Evaluating target silencing by short hairpin RNA mediated by the group I intron in cultured mammalian cells.

BACKGROUND: The group I intron, a ribozyme that catalyzes its own splicing reactions in the absence of proteins in vitro, is a potential target for rational engineering and attracted our interest due to its potential utility in gene repair using trans-splicing. However, the ribozyme activity of a group I intron appears to be facilitated by RNA chaperones in vivo; therefore, the efficiency of self-splicing could be dependent on the structure around the insert site or the length of the sequence to be inserted. To better understand how ribozyme activity could be modulated in cultured mammalian cells, a group I intron was inserted into a short hairpin RNA (shRNA), and silencing of a reporter gene by the shRNA was estimated to reflect self-splicing activity in vivo. In addition, we appended a theophylline-binding aptamer to the ribozyme to investigate any potential effects caused by a trans-effector. RESULTS: shRNA-expression vectors in which the loop region of the shRNA was interrupted by an intron were constructed to target firefly luciferase mRNA. There was no remarkable toxicity of the shRNA-expression vectors in Cos cells, and the decrease in luciferase activity was measured as an index of the ribozyme splicing activity. In contrast, the expression of the shRNA through intron splicing was completely abolished in 293T cells, although the silencing induced by the shRNA-expressing vector alone was no different from that in the Cos cells. The splicing efficiency of the aptamer-appended intron also had implications for the potential of trans-factors to differentially promote self-splicing among cultured mammalian cells. CONCLUSIONS: Silencing by shRNAs interrupted by a group I intron could be used to monitor self-splicing activity in cultured mammalian cells, and the efficiency of self-splicing appears to be affected by cell-type specific factors, demonstrating the potential effectiveness of a trans-effector.

Expression of shRNA using intron splicing.

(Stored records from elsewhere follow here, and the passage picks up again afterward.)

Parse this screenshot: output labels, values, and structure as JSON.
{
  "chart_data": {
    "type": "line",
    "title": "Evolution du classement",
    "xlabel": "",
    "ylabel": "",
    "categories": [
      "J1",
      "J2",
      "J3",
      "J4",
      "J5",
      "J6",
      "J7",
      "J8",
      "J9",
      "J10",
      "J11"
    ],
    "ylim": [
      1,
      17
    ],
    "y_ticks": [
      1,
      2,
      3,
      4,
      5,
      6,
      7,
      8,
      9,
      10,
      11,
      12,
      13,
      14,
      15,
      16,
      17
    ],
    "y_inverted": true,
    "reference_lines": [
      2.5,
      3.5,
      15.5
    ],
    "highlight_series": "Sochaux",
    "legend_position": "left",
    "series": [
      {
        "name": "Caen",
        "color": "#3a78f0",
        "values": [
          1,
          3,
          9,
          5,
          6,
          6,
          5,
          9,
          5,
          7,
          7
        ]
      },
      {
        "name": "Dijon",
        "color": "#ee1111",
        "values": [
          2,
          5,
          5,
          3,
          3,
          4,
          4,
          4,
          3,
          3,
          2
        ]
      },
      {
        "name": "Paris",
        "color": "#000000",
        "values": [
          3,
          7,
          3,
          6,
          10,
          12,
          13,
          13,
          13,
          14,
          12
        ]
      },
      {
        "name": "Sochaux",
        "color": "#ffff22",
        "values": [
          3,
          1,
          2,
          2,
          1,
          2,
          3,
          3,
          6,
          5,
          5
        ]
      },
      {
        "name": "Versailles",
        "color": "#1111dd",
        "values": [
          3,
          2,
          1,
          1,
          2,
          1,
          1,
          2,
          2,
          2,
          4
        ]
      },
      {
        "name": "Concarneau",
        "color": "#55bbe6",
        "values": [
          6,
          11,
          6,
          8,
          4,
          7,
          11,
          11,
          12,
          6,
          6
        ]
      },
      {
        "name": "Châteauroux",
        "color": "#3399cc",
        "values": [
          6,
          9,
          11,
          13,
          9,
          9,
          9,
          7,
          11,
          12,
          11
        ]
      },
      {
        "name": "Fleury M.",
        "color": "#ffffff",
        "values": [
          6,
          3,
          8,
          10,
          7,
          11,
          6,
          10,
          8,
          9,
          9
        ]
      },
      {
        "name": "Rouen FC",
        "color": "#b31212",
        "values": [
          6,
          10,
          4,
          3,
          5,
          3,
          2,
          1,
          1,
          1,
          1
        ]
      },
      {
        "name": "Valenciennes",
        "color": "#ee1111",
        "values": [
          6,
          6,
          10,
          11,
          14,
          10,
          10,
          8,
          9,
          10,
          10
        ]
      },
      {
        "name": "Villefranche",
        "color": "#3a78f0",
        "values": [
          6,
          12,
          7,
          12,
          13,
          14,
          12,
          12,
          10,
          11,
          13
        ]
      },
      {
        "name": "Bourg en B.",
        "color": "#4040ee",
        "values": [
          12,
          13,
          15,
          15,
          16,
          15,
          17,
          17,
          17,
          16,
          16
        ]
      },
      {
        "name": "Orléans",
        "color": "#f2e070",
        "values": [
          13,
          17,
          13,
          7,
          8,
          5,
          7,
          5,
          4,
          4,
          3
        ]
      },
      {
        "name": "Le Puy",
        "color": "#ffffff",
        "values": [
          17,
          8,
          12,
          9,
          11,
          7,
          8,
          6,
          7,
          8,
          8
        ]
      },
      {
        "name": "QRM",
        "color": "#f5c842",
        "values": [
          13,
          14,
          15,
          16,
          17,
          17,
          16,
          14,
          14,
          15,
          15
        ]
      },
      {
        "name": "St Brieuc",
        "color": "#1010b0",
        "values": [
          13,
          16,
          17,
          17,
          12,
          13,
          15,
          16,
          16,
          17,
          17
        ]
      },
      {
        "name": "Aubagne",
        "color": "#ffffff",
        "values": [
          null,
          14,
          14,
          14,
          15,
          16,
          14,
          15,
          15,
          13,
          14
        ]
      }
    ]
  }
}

RNA is considered a highly promising candidate for several applications such as gene knock-down, gene repair and gene therapy, where double-stranded RNA and RNA with catalytic activity are key players. A group I intron, a ribozyme catalyzing its own splicing reactions in the absence of any proteins, has generated interest for its potential utility in gene repair using trans-splicing. On the other hand, the induction of small interfering RNA, via double-stranded RNA cleavage in short hairpin RNA (shRNA) by the RNase* *enzyme DICER is a convenient and powerful mechanism for gene silencing. We constructed shRNA expression vectors directed against Firefly luciferase, in which the loop region of the shRNA was interrupted by an intron. The decreased levels of luciferase activity were measured in cultured cells as an index of the ribozyme splicing activity.